For official Germany, which had spent four years fretting about what special torment Trump might have in store for them next, the rhetoric from Biden and his surrogates was a welcome salve.
Ukraine’s back against the wall
Against that backdrop, the relationship between Biden and Scholz, who took office just weeks before the Russian invasion in February 2022, was close from the get-go.
For Scholz, a Social Democrat whose party had toyed with the idea of ordering the removal of U.S. nukes from German soil, the Russian invasion was a come-to-Jesus moment. Scholz immediately reversed course, setting up a €100 billion special fund to begin the arduous work of rebuilding the German military, which the country’s leaders had let atrophy in the decades after the fall of the Berlin Wall.
Three years later, however, it’s clear that — much like Germany’s efforts to aid Ukraine — the impressive headline figures belie a plodding process that ultimately hasn’t worked.
Germany still hasn’t secured long-term funding for its defense budget, and it will take decades for Germany’s military stocks to reach 2004 levels at the current procurement rate, according to a recent analysis by Bruegel, a Brussels think tank.
At the same time, Germany’s initially sluggish approach to aiding Ukraine with tanks and other key weapons gave Russia the time it needed to regroup from early setbacks.
Former NATO Secretary General Jens Stoltenberg acknowledged in an interview this week that the failure by many Western allies to provide Ukraine with the military aid it needed before the invasion had opened the door to Putin.
“Today, I think that the lack of military support made the Russian invasion easier,” he told German weekly Der Spiegel. “Some allies delivered weapons, but in retrospect it wasn’t enough.”
Though he didn’t mention Germany by name, it was the biggest laggard, delivering just €44 million worth of gear from 2014 to 2022, compared to €1.6 billion worth of equipment sent by France.
Even though Scholz, following the U.S. lead, ultimately turned Germany into Europe’s largest contributor of arms to Ukraine — and second overall after the U.S. — it hasn’t been enough for Ukraine to keep Russia on the defensive. (Germany has committed about €11 billion in military aid to Ukraine so far, compared to €57 billion from the U.S.)

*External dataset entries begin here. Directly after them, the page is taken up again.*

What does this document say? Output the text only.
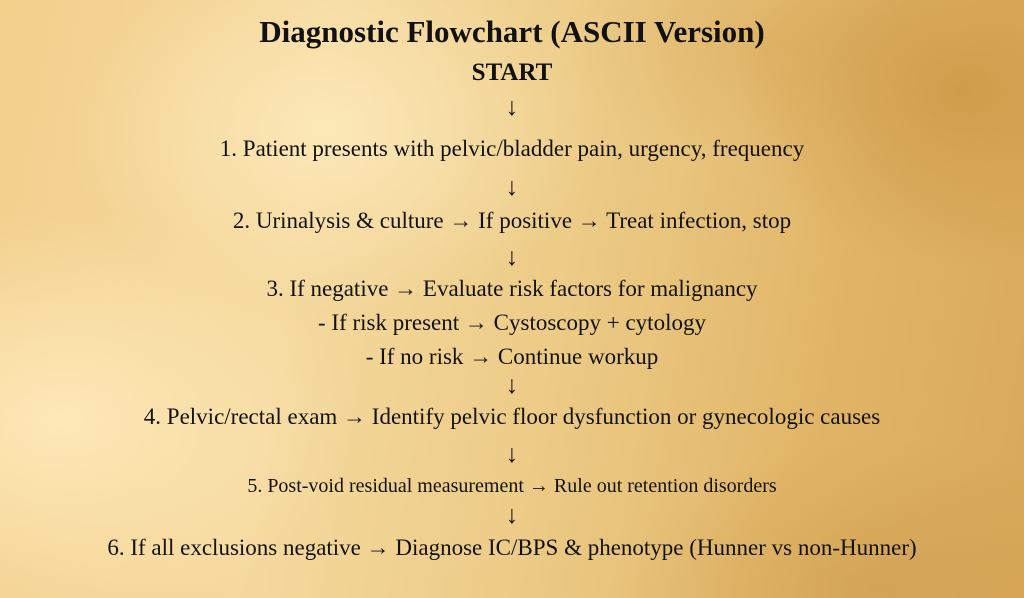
Diagnostic Flowchart (ASCII Version)
START
↓
1. Patient presents with pelvic/bladder pain, urgency, frequency
↓
2. Urinalysis & culture → If positive → Treat infection, stop
↓
3. If negative → Evaluate risk factors for malignancy
- If risk present → Cystoscopy + cytology
- If no risk → Continue workup
↓
4. Pelvic/rectal exam → Identify pelvic floor dysfunction or gynecologic causes
↓
5. Post-void residual measurement → Rule out retention disorders
↓
6. If all exclusions negative → Diagnose IC/BPS & phenotype (Hunner vs non-Hunner)
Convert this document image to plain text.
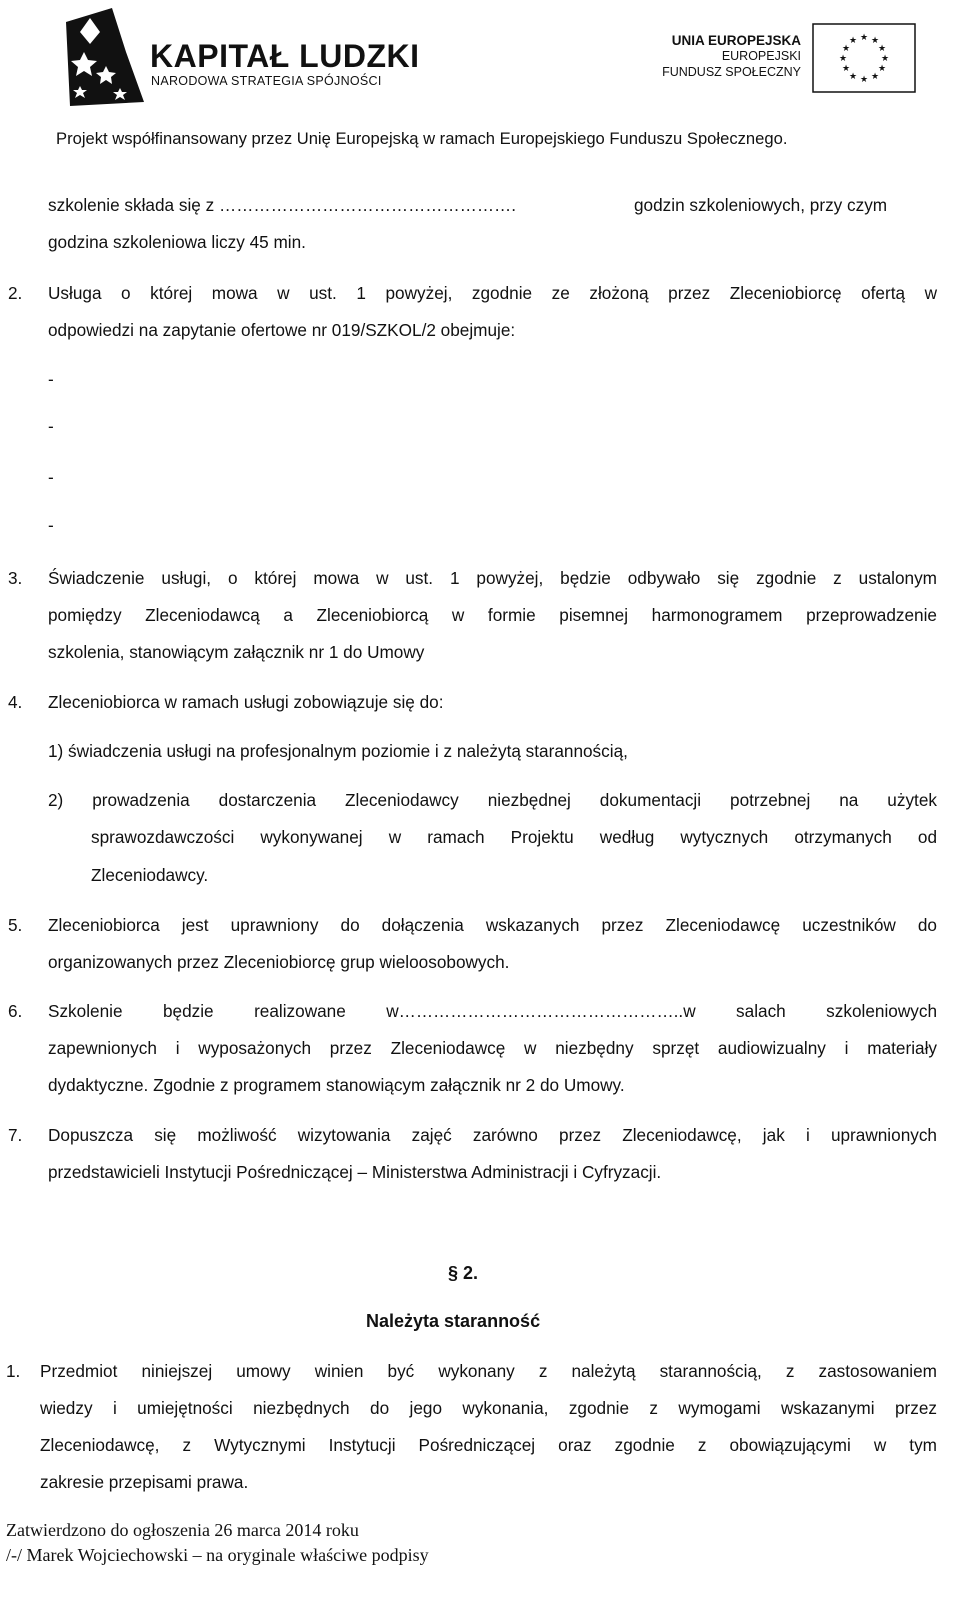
KAPITAŁ LUDZKI
NARODOWA STRATEGIA SPÓJNOŚCI
UNIA EUROPEJSKA
EUROPEJSKI
FUNDUSZ SPOŁECZNY
★ ★
★
★
★
★
★
★
★
★
★
★
Projekt współfinansowany przez Unię Europejską w ramach Europejskiego Funduszu Społecznego.
szkolenie składa się z …………………………………………….	godzin szkoleniowych, przy czym
godzina szkoleniowa liczy 45 min.
2. Usługa o której mowa w ust. 1 powyżej, zgodnie ze złożoną przez Zleceniobiorcę ofertą w
odpowiedzi na zapytanie ofertowe nr 019/SZKOL/2 obejmuje:
-
-
-
-
3. Świadczenie usługi, o której mowa w ust. 1 powyżej, będzie odbywało się zgodnie z ustalonym
pomiędzy Zleceniodawcą a Zleceniobiorcą w formie pisemnej harmonogramem przeprowadzenie
szkolenia, stanowiącym załącznik nr 1 do Umowy
4. Zleceniobiorca w ramach usługi zobowiązuje się do:
1) świadczenia usługi na profesjonalnym poziomie i z należytą starannością,
2) prowadzenia dostarczenia Zleceniodawcy niezbędnej dokumentacji potrzebnej na użytek
sprawozdawczości wykonywanej w ramach Projektu według wytycznych otrzymanych od
Zleceniodawcy.
5. Zleceniobiorca jest uprawniony do dołączenia wskazanych przez Zleceniodawcę uczestników do
organizowanych przez Zleceniobiorcę grup wieloosobowych.
6. Szkolenie będzie realizowane w…………………………………………..w salach szkoleniowych
zapewnionych i wyposażonych przez Zleceniodawcę w niezbędny sprzęt audiowizualny i materiały
dydaktyczne. Zgodnie z programem stanowiącym załącznik nr 2 do Umowy.
7. Dopuszcza się możliwość wizytowania zajęć zarówno przez Zleceniodawcę, jak i uprawnionych
przedstawicieli Instytucji Pośredniczącej – Ministerstwa Administracji i Cyfryzacji.
§ 2.
Należyta staranność
1. Przedmiot niniejszej umowy winien być wykonany z należytą starannością, z zastosowaniem
wiedzy i umiejętności niezbędnych do jego wykonania, zgodnie z wymogami wskazanymi przez
Zleceniodawcę, z Wytycznymi Instytucji Pośredniczącej oraz zgodnie z obowiązującymi w tym
zakresie przepisami prawa.
Zatwierdzono do ogłoszenia 26 marca 2014 roku
/-/ Marek Wojciechowski – na oryginale właściwe podpisy
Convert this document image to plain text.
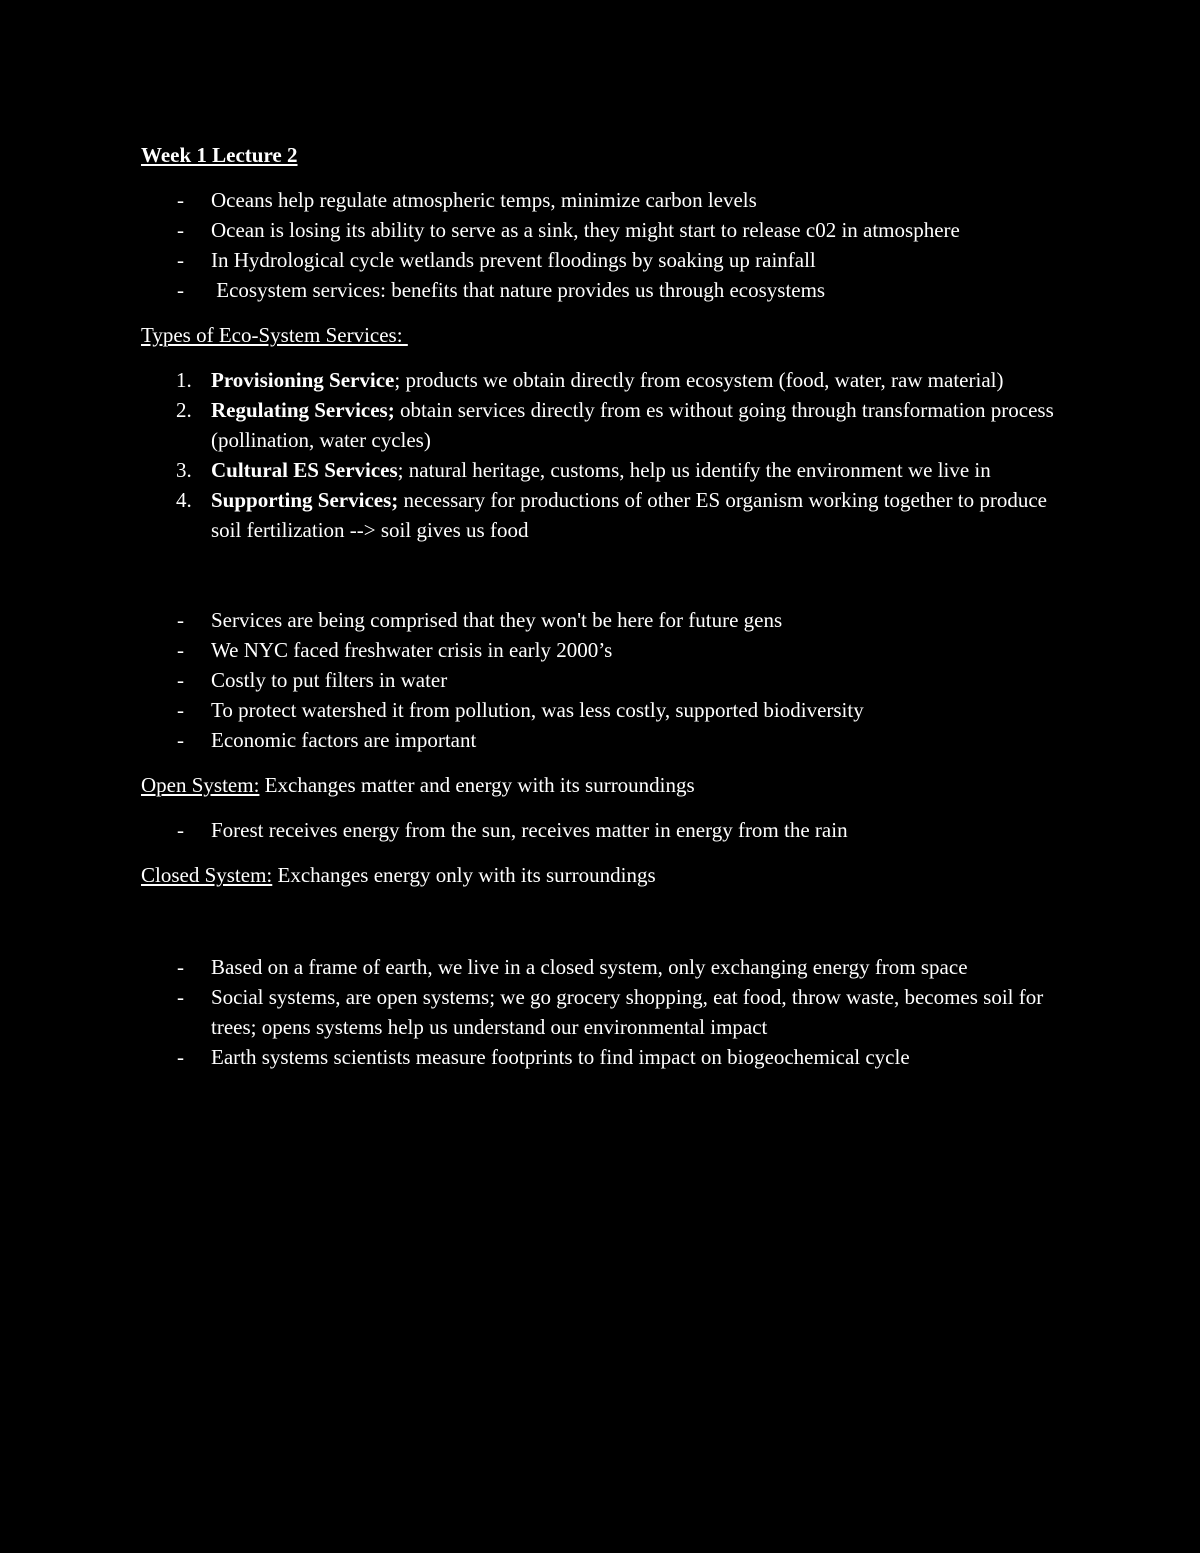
Week 1 Lecture 2
- Oceans help regulate atmospheric temps, minimize carbon levels
- Ocean is losing its ability to serve as a sink, they might start to release c02 in atmosphere
- In Hydrological cycle wetlands prevent floodings by soaking up rainfall
-  Ecosystem services: benefits that nature provides us through ecosystems
Types of Eco-System Services:
1. Provisioning Service; products we obtain directly from ecosystem (food, water, raw material)
2. Regulating Services; obtain services directly from es without going through transformation process (pollination, water cycles)
3. Cultural ES Services; natural heritage, customs, help us identify the environment we live in
4. Supporting Services; necessary for productions of other ES organism working together to produce soil fertilization --> soil gives us food
- Services are being comprised that they won't be here for future gens
- We NYC faced freshwater crisis in early 2000’s
- Costly to put filters in water
- To protect watershed it from pollution, was less costly, supported biodiversity
- Economic factors are important
Open System: Exchanges matter and energy with its surroundings
- Forest receives energy from the sun, receives matter in energy from the rain
Closed System: Exchanges energy only with its surroundings
- Based on a frame of earth, we live in a closed system, only exchanging energy from space
- Social systems, are open systems; we go grocery shopping, eat food, throw waste, becomes soil for trees; opens systems help us understand our environmental impact
- Earth systems scientists measure footprints to find impact on biogeochemical cycle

While no Western countries have done more to help Ukraine in absolute terms, there are no medals for finishing first if Ukraine loses the grinding fight.
Indeed, in recent months, Russia has made steady progress along the front lines, leaving Ukraine’s back against the wall.
“Scholz and Biden’s strategy of boiling the frog slowly in Ukraine did not really work,” said Jana Puglierin, a senior policy fellow at the European Council on Foreign Relations. “We are now two and half years into the war and we did not manage to change Putin’s mind or enable any concessions. They kept Ukraine in the game, but they might not be around for the final showdown.”
If nothing else, Biden’s visit to Berlin — which was originally scheduled for earlier this month but was delayed due to a hurricane in the U.S. — will offer the two leaders time to reflect on what they should have done differently.
Normally, U.S. presidential visits to Germany are grand, hotly anticipated affairs. Yet Biden’s farewell trip has mostly generated yawns.
That has a lot to do with the fact that both men are lame ducks. Scholz’s three-party coalition has been on the rocks for months, and he’s unlikely to serve another term as chancellor; he might even end up ‘doing a Biden’ before Germany’s 2025 election.
Meanwhile, Biden’s visit, instead of cementing his legacy in Europe, will likely be little more than a reminder of what might have been. Ultimately both he and Scholz will be remembered for doing a lot — but not nearly enough.